Although the DOL’s final rule was officially published on April 8, 2016, its effective date was delayed until April 10, 2017. This one-year grace period was designed to give the industry time to adjust to the new rules and be consistent with the DOL’s previously announced commitment to give the industry lead time of at least eight months. The related prohibited transaction exemptions impose numerous conditions and requirements on fiduciary advisors. Some of these requirements will be phased in and become effective on April 10, 2017, but many of the more onerous requirements will not become effective until January 1, 2018, once again giving advisors and other service providers time to adjust to the change from non-fiduciary to fiduciary status.
Fiduciary Definition and “Investment Advice”

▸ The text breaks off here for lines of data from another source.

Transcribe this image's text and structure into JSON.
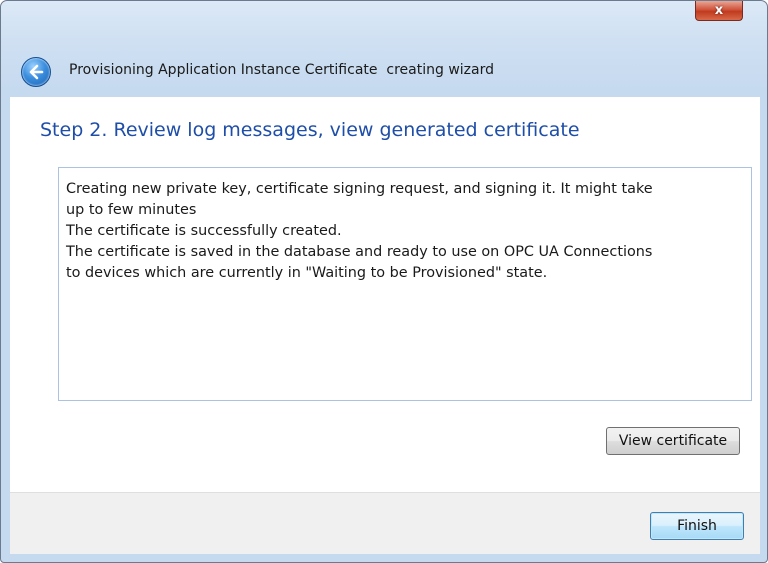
{
  "window": {
    "title": "Provisioning Application Instance Certificate  creating wizard",
    "close_label": "x"
  },
  "page": {
    "step_title": "Step 2. Review log messages, view generated certificate",
    "log_lines": [
      "Creating new private key, certificate signing request, and signing it. It might take",
      "up to few minutes",
      "The certificate is successfully created.",
      "The certificate is saved in the database and ready to use on OPC UA Connections",
      "to devices which are currently in \"Waiting to be Provisioned\" state."
    ],
    "view_certificate_label": "View certificate"
  },
  "footer": {
    "finish_label": "Finish"
  },
  "icons": {
    "back": "back-arrow-icon",
    "close": "close-icon"
  },
  "colors": {
    "step_title": "#1f4ea8",
    "close_button": "#c13a1e",
    "back_button": "#3b8ede"
  }
}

Under the DOL’s existing fiduciary definition for service providers, the provider is deemed to be a fiduciary to the extent it provides “investment advice” relating to plan assets for a fee or other compensation. Once the provider is deemed to be a fiduciary, the provider becomes subject to a higher standard of care under ERISA, as well as particular limitations on the conduct of fiduciaries, i.e., prohibited transaction rules.
Rationale for Repeal of Old Definition – Under the old DOL definition, in order to be a fiduciary providing investment advice, the advisor needed to make recommendations as to investing in securities or other property, or give advice as to their value, on a regular basis. There also had to be a mutual understanding that the advice would serve as a primary basis for the plan’s investment decisions, and that the advice would be individualized to the particular needs of the plan.
Since 2010, when it initially proposed revising the five-factor definition, the DOL has taken the position that this definition is too narrow in today’s world, allowing many advisors to effectively provide advice without having to answer to ERISA’s fiduciary standard of care. For example, an advisor could take the position that its advice is not provided on a regular basis, or that there is no mutual understanding that the advisor’s recommendations will serve as the primary basis for the plan’s decisions. The DOL thought it was too easy for advisors to escape fiduciary status by relying on these components of the old definition which it viewed as going too far in narrowing the definition of a fiduciary. It, therefore, expanded the definition considerably under the new fiduciary rule to include a much broader group of advisors.